La loi de financement de la Sécurité sociale pour 2020 s’est aligné sur ce mouvement jurisprudentiel (article 72 de la loi de financement de la Sécurité sociale pour 2020). Ce texte est à l’origine d’un nouveau dispositif public d’intermédiation financière des pensions alimentaires (IFPA), sous l’égide de l’agence de recouvrement et d’intermédiation des pensions alimentaires (ARIPA). Comme son nom l’indique, il s’agit d’un organisme de collecte indirecte de la somme à recevoir par le parent créancier. De cette manière, en cas de non-respect du devoir légal de contribution à l’entretien puis à l’éducation, il n’y a aucun détournement du principe d’interdiction d’immixtion arbitraire dans la vie privée de l’enfant. Le débiteur défaillant a la possibilité de participer à la sauvegarde souhaitable d’une zone pacifique. De fait, ARIPA contribue sur le long terme à l’atteinte de la coparentalité casuistique dans le respect de l’intérêt supérieur de l’enfant.
En tout état de cause, si l’ex-couple s’entend sur la détermination du montant de la pension alimentaire, il a la possibilité de signer une Convention parentale. Une demande à la CAF/MSA de délivrance d’un titre exécutoire peut alors être effectuée.
La formalisation de ce document par acte authentique devant notaire ou son homologation par le juge aux affaires familiales est aussi envisageable (article 373-2-2 du Code civil).

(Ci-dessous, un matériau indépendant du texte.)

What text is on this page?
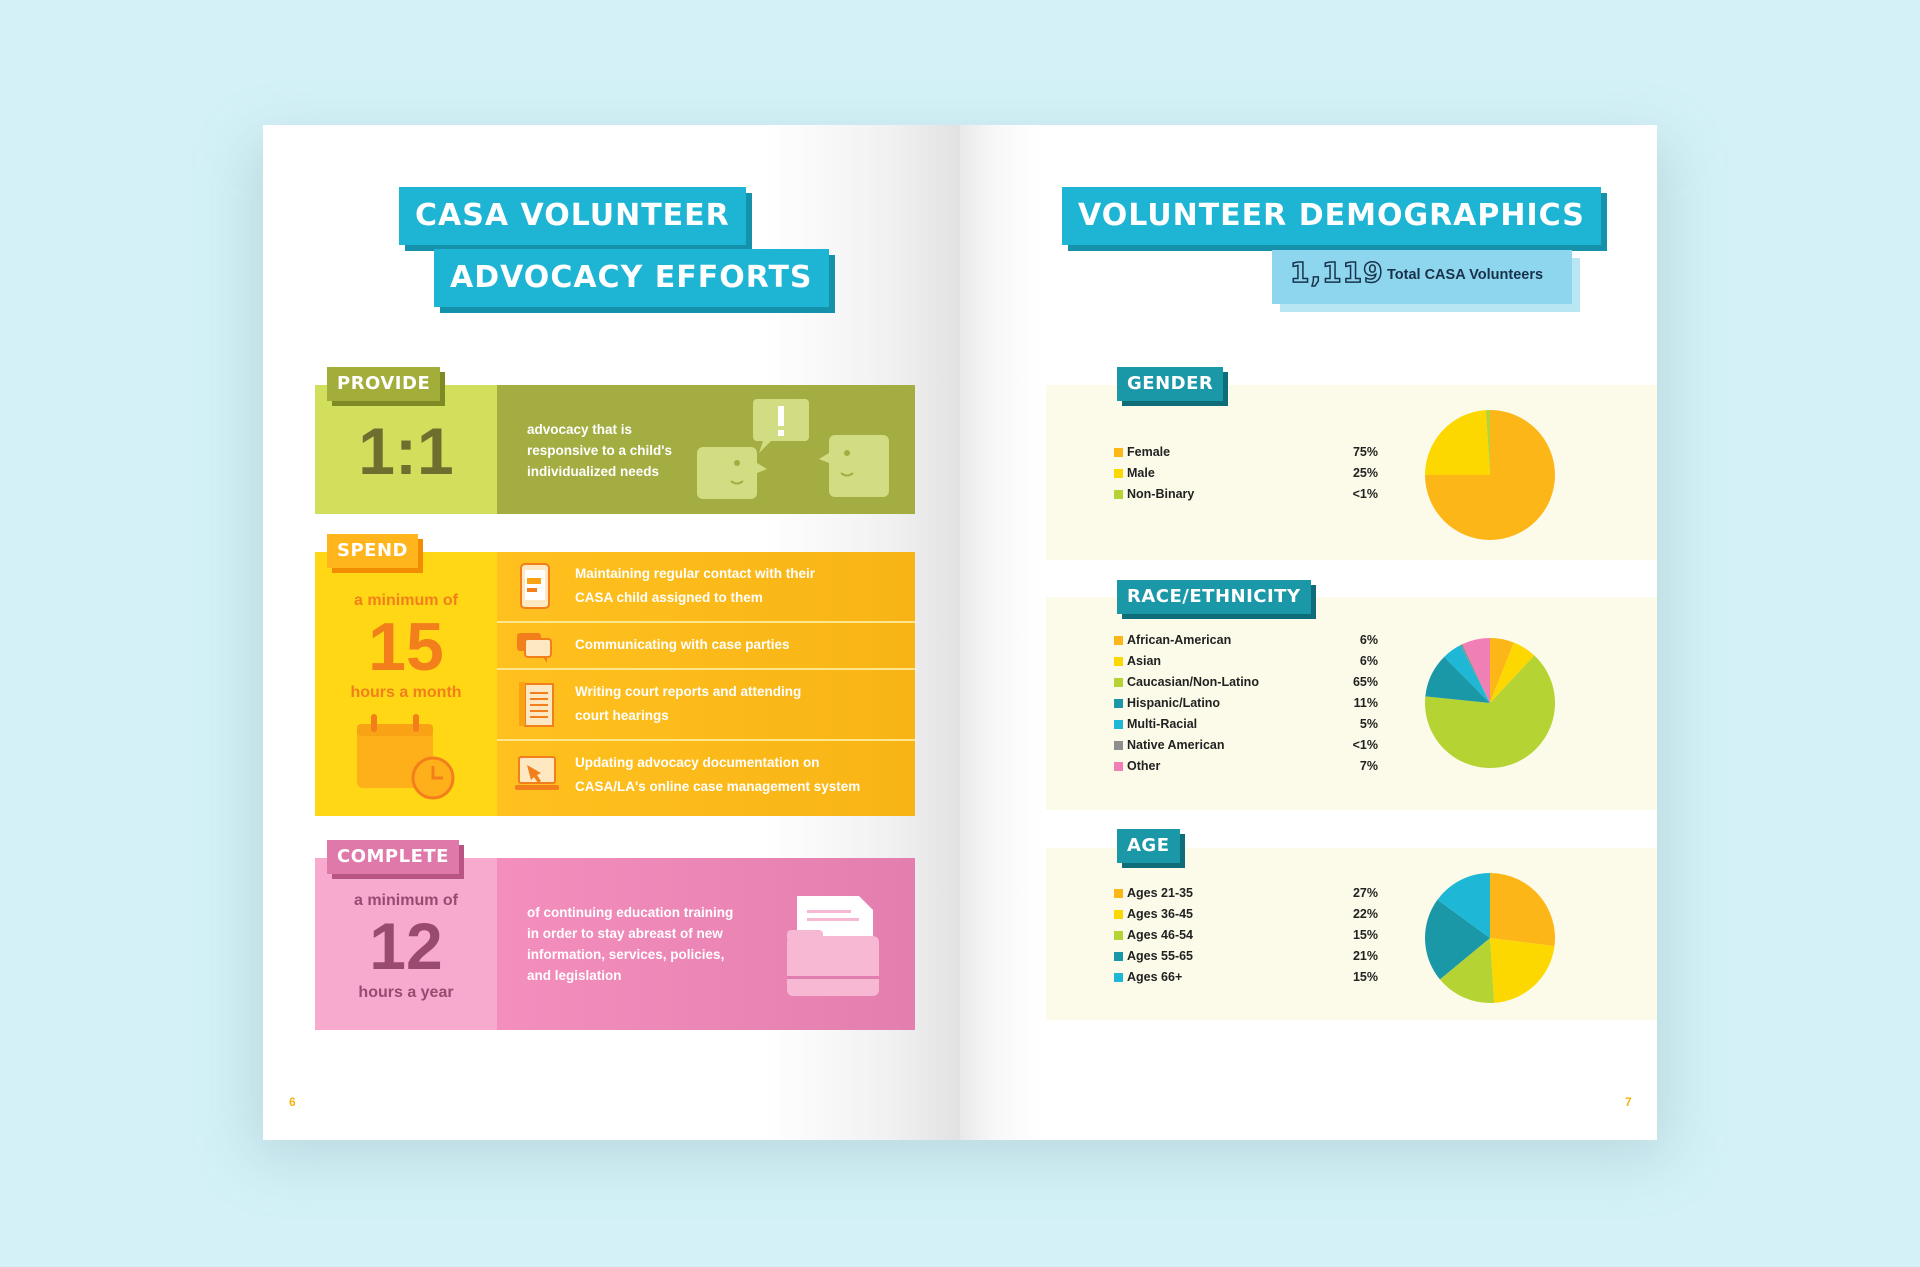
CASA VOLUNTEER
ADVOCACY EFFORTS
1:1	advocacy that is
responsive to a child's
individualized needs
PROVIDE
a minimum of
15
hours a month
Maintaining regular contact with their
CASA child assigned to them
Communicating with case parties
Writing court reports and attending
court hearings
Updating advocacy documentation on
CASA/LA's online case management system
SPEND
a minimum of
12
hours a year
of continuing education training
in order to stay abreast of new
information, services, policies,
and legislation
COMPLETE
6
VOLUNTEER DEMOGRAPHICS
1,119 Total CASA Volunteers
Female	75%
Male	25%
Non-Binary	<1%
GENDER
African-American	6%
Asian	6%
Caucasian/Non-Latino	65%
Hispanic/Latino	11%
Multi-Racial	5%
Native American	<1%
Other	7%
RACE/ETHNICITY
Ages 21-35	27%
Ages 36-45	22%
Ages 46-54	15%
Ages 55-65	21%
Ages 66+	15%
AGE
7
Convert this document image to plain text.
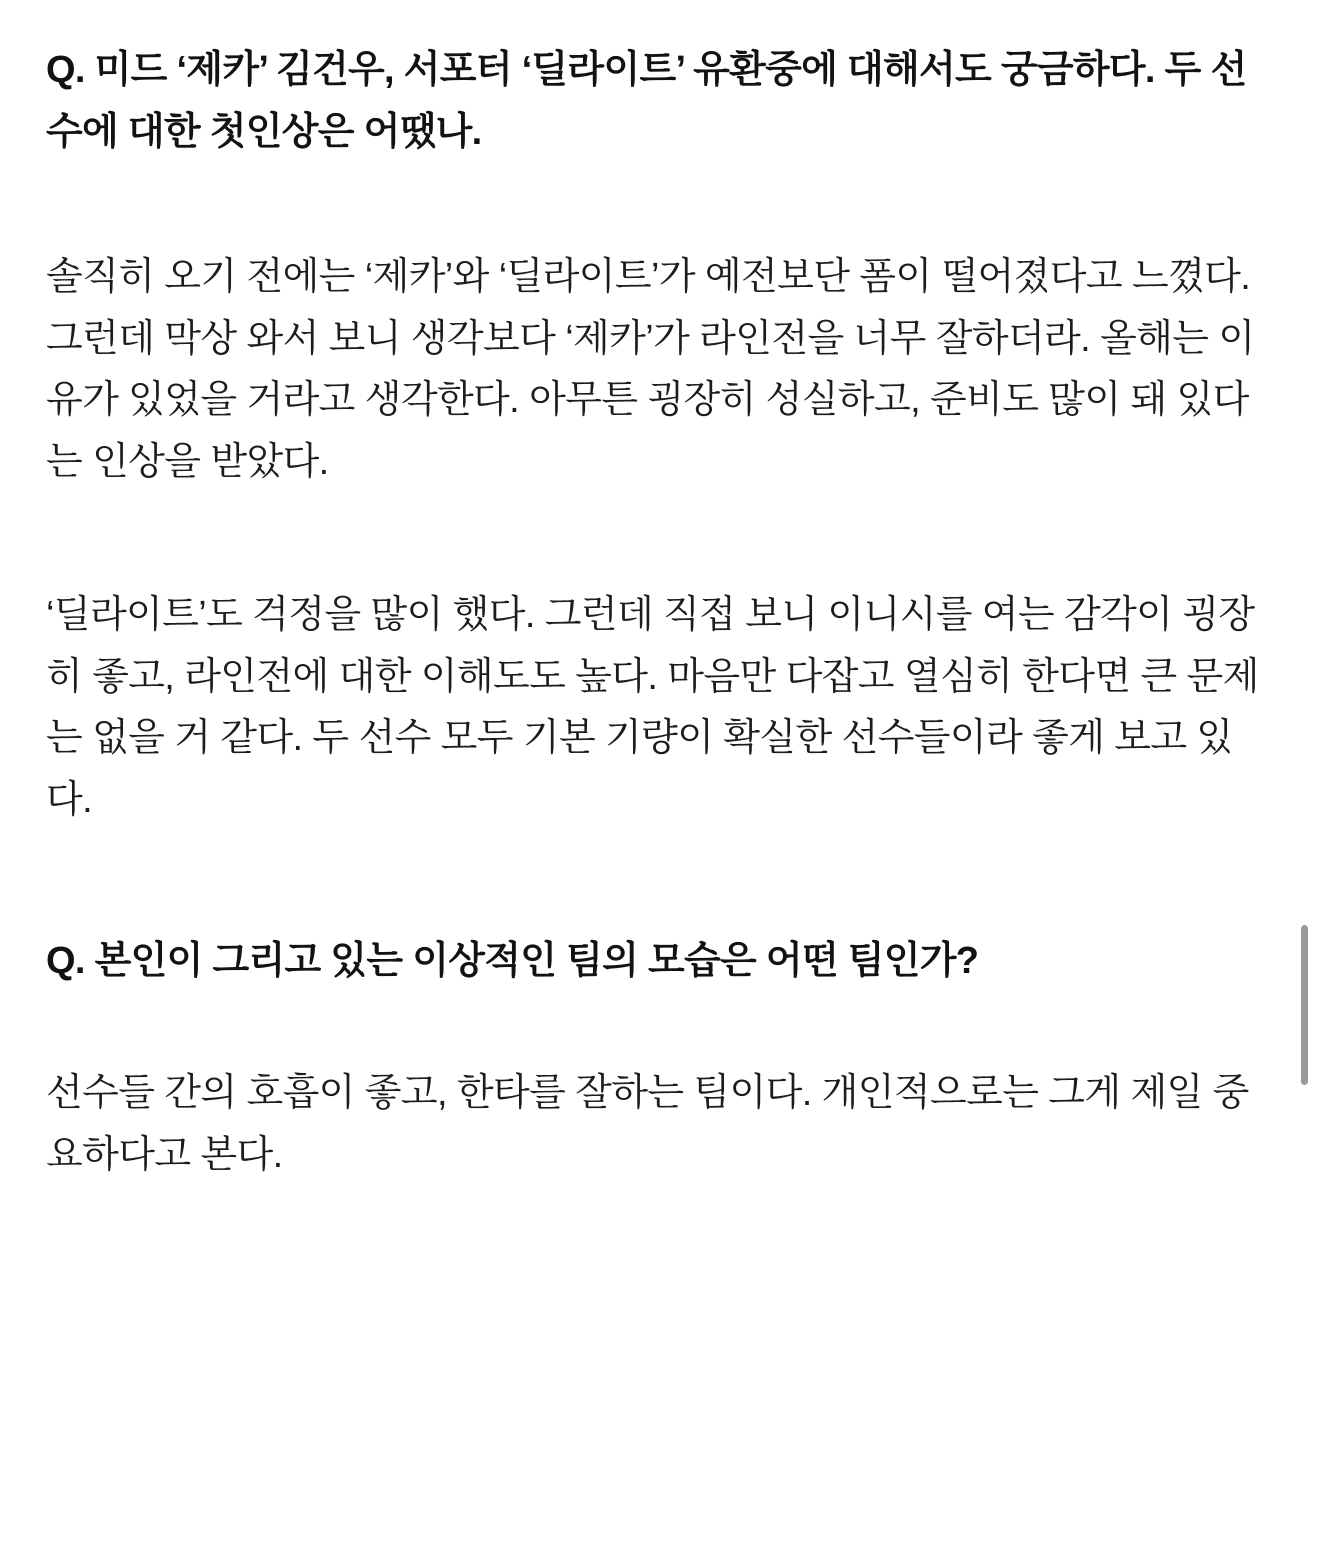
Q. 미드 ‘제카’ 김건우, 서포터 ‘딜라이트’ 유환중에 대해서도 궁금하다. 두 선수에 대한 첫인상은 어땠나.

솔직히 오기 전에는 ‘제카’와 ‘딜라이트’가 예전보단 폼이 떨어졌다고 느꼈다. 그런데 막상 와서 보니 생각보다 ‘제카’가 라인전을 너무 잘하더라. 올해는 이유가 있었을 거라고 생각한다. 아무튼 굉장히 성실하고, 준비도 많이 돼 있다는 인상을 받았다.

‘딜라이트’도 걱정을 많이 했다. 그런데 직접 보니 이니시를 여는 감각이 굉장히 좋고, 라인전에 대한 이해도도 높다. 마음만 다잡고 열심히 한다면 큰 문제는 없을 거 같다. 두 선수 모두 기본 기량이 확실한 선수들이라 좋게 보고 있다.

Q. 본인이 그리고 있는 이상적인 팀의 모습은 어떤 팀인가?

선수들 간의 호흡이 좋고, 한타를 잘하는 팀이다. 개인적으로는 그게 제일 중요하다고 본다.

Dans le cas contraire, l’intermédiation est ouverte aux cas suivants [8] :
i) Dans les jugements de divorce fixant une contribution à l’éducation et l’entretien de l’enfant ;
ii) Dans un jugement fixant ou révisant une CEEE « hors divorce » ;
iii) En accord entre les parents, dans une convention organisant les modalités d’exercice de l’autorité parentale soumise à l’homologation du juge [9] ;
iiii) En accord entre les parents, dans une convention de divorce (ou de séparation de corps) par consentement mutuel par actes d’avocats [10].
Bien sûr, en situation d’échec total de la conciliation, le recours contentieux devant le JAF est accessible.
Par ailleurs, toute famille peut bénéficier de parts fiscales supplémentaires, lors du calcul de l’impôt sur le revenu (entre 1,5 et 6 parts) (article 194 du Code général des impôts).
Pour terminer cette cartographie des droits et des aides à destination des familles monoparentales avec un optimisme estival, voici le témoignage encourageant d’Amélie, l’une des jeunes mamans isolée, interrogée au micro de France 3, le 14/09/2022 :
« Effectivement il y a des moments difficiles, des passages à vide. Mais ça passe. Il ne faut surtout pas hésiter à dire que c’est difficile, il ne faut surtout pas avoir honte de cela. On trouve son rythme au fil du temps » [11].